Ivy Blair is Emily's piano teacher. "She isn't just a piano teacher, though," notes Emily. "She has given me and all the other student musicians in the area opportunities to play through the Sonata Festival, the Honors Orchestra, and many other events. I have a lot of fun in lessons. During our lessons, we always discuss music and talk about concerts and events in the area. But, yes, we do get some piano in, too."

In addition to viola and piano, Emily is studying organ with Dr. David Runner at Milligan. She says, "Although I've only been playing the organ for a year, I have improved and enjoy it so much. That's probably because it is so much fun to play and practice. You practically have a whole orchestra under your fingertips!"

Emily concludes, "I'm not sure what path my life will take in the future. One of my dreams is to become a professional musician and have a position as a violist in a major symphony.
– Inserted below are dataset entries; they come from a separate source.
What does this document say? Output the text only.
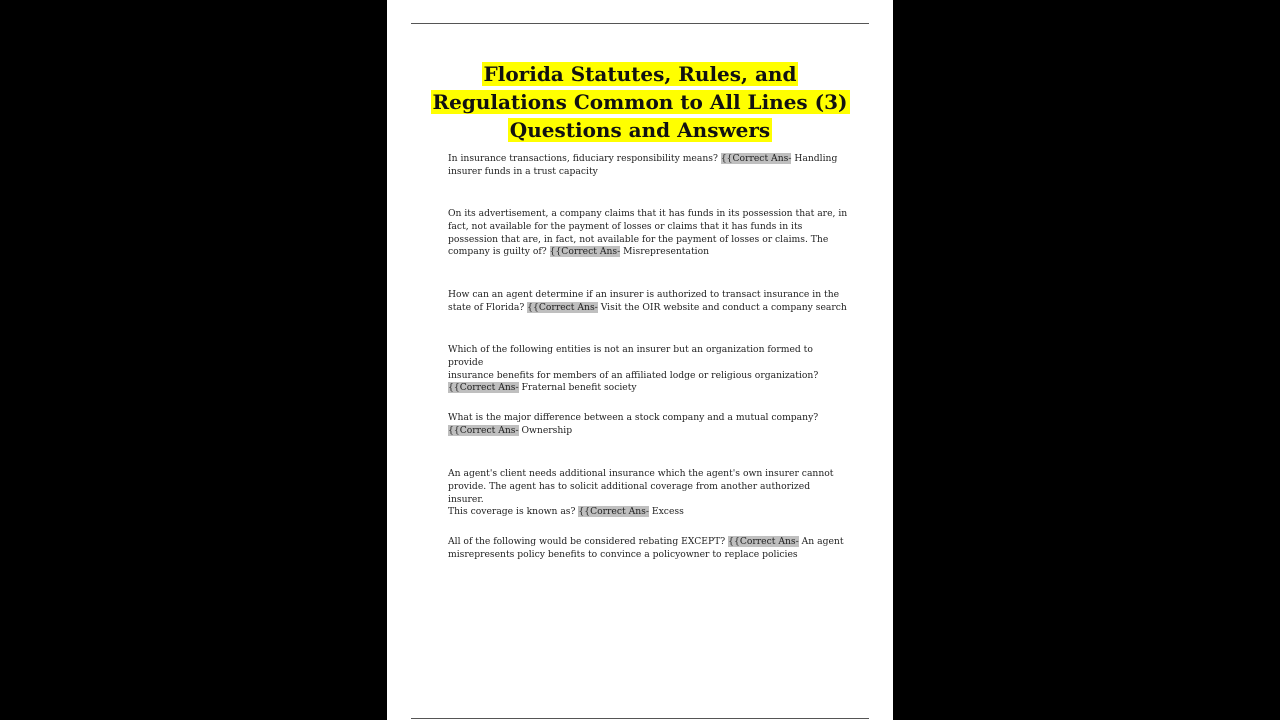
Florida Statutes, Rules, and
Regulations Common to All Lines (3)
Questions and Answers

In insurance transactions, fiduciary responsibility means? {{Correct Ans- Handling
insurer funds in a trust capacity

On its advertisement, a company claims that it has funds in its possession that are, in
fact, not available for the payment of losses or claims that it has funds in its
possession that are, in fact, not available for the payment of losses or claims. The
company is guilty of? {{Correct Ans- Misrepresentation

How can an agent determine if an insurer is authorized to transact insurance in the
state of Florida? {{Correct Ans- Visit the OIR website and conduct a company search

Which of the following entities is not an insurer but an organization formed to provide
insurance benefits for members of an affiliated lodge or religious organization?
{{Correct Ans- Fraternal benefit society

What is the major difference between a stock company and a mutual company?
{{Correct Ans- Ownership

An agent's client needs additional insurance which the agent's own insurer cannot
provide. The agent has to solicit additional coverage from another authorized insurer.
This coverage is known as? {{Correct Ans- Excess

All of the following would be considered rebating EXCEPT? {{Correct Ans- An agent
misrepresents policy benefits to convince a policyowner to replace policies
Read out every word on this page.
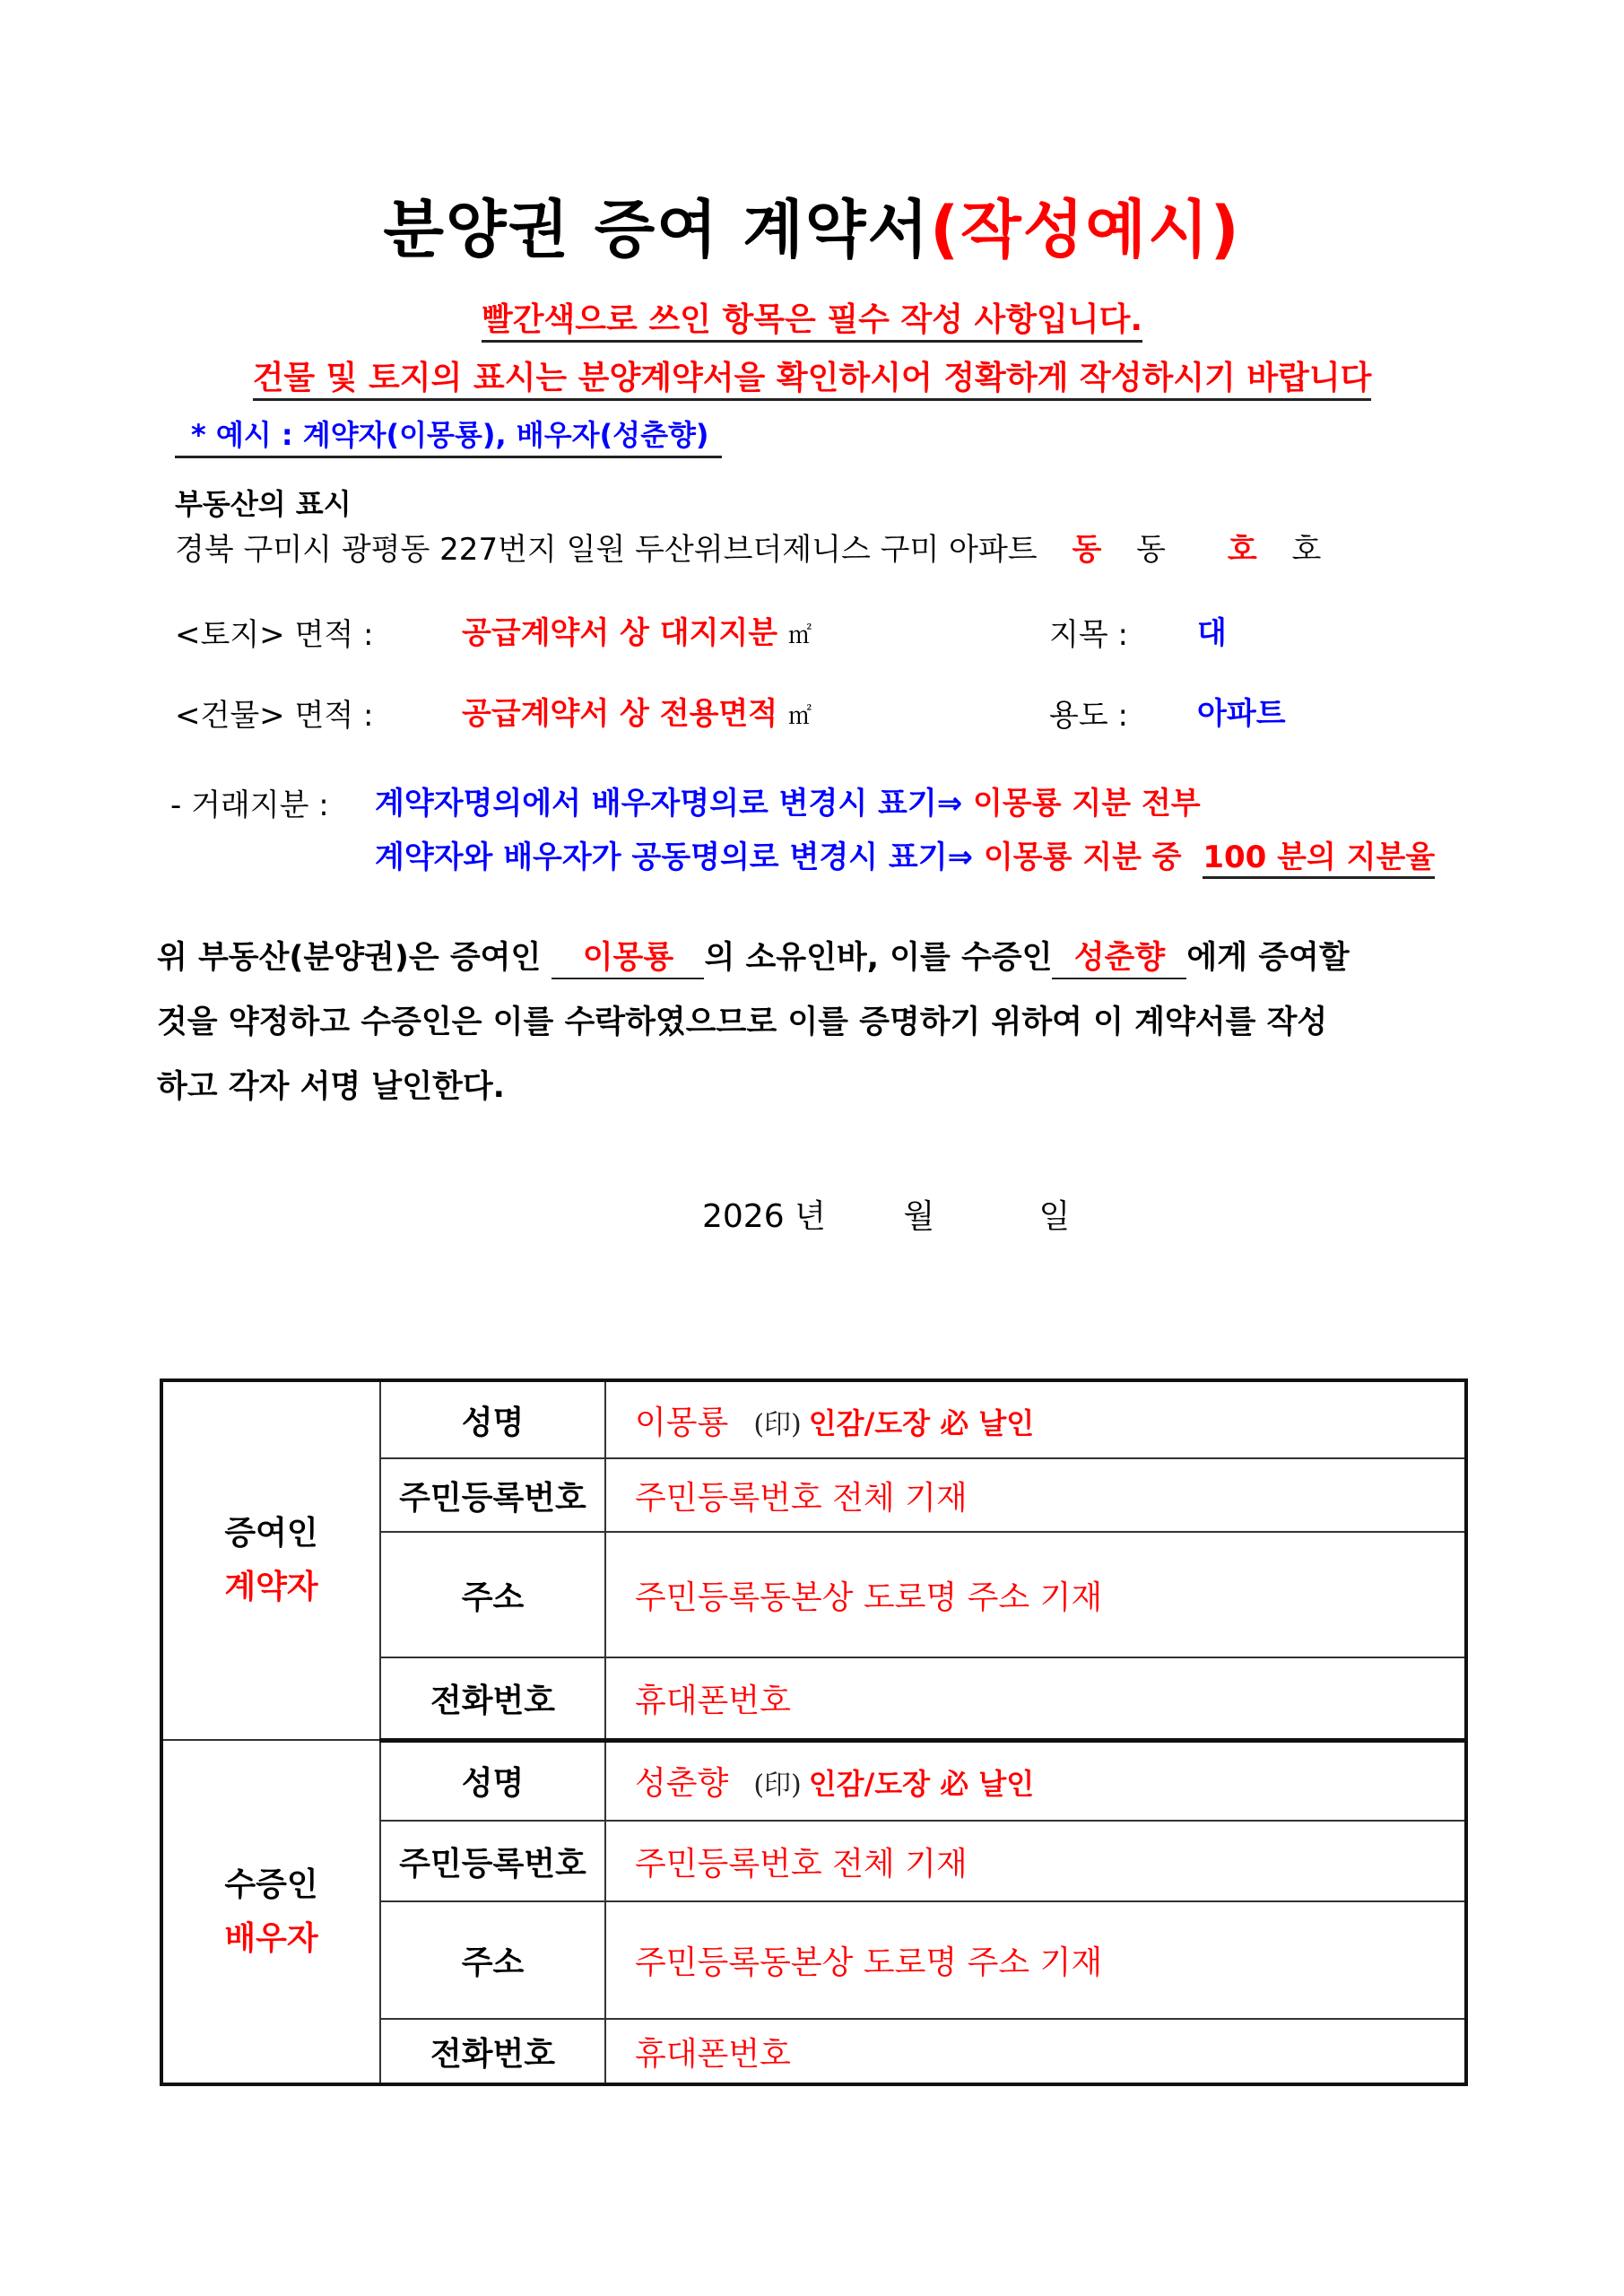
분양권 증여 계약서(작성예시)
빨간색으로 쓰인 항목은 필수 작성 사항입니다.
건물 및 토지의 표시는 분양계약서을 확인하시어 정확하게 작성하시기 바랍니다
* 예시 : 계약자(이몽룡), 배우자(성춘향)
부동산의 표시
경북 구미시 광평동 227번지 일원 두산위브더제니스 구미 아파트 동 동 호 호
<토지> 면적 :	공급계약서 상 대지지분 ㎡	지목 : 대
<건물> 면적 :	공급계약서 상 전용면적 ㎡	용도 : 아파트
- 거래지분 : 계약자명의에서 배우자명의로 변경시 표기⇒ 이몽룡 지분 전부
계약자와 배우자가 공동명의로 변경시 표기⇒ 이몽룡 지분 중 100 분의 지분율
위 부동산(분양권)은 증여인 이몽룡 의 소유인바, 이를 수증인 성춘향 에게 증여할
것을 약정하고 수증인은 이를 수락하였으므로 이를 증명하기 위하여 이 계약서를 작성
하고 각자 서명 날인한다.
2026 년 월	일
증여인
계약자	성명	이몽룡 (印) 인감/도장 必 날인
	주민등록번호	주민등록번호 전체 기재
	주소	주민등록동본상 도로명 주소 기재
	전화번호	휴대폰번호

수증인
배우자	성명	성춘향 (印) 인감/도장 必 날인
	주민등록번호	주민등록번호 전체 기재
	주소	주민등록동본상 도로명 주소 기재
	전화번호	휴대폰번호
I will be continuing my musical education by studying viola performance in college beginning next year, and I'd like to do graduate studies at a conservatory afterwards. I have also thought about conducting. Since I enjoy the orchestral sound so much, maybe the right path for me is not playing one instrument, but having the chance to play all the instruments through conducting.

"Maya Angelou once said, 'You can only become truly accomplished at something you love. Don't make money your goal. Instead, pursue the things you love doing, and then do them so well that people can't take their eyes off you.' I love music, I love playing my viola. My goal is to learn as much as I can about my instrument and let the opportunities open by themselves. It doesn't matter if I am playing in the Atlanta Symphony, conducting a community orchestra, or being a stay-at-home mom with a private studio — as long as music is around me, I will be content."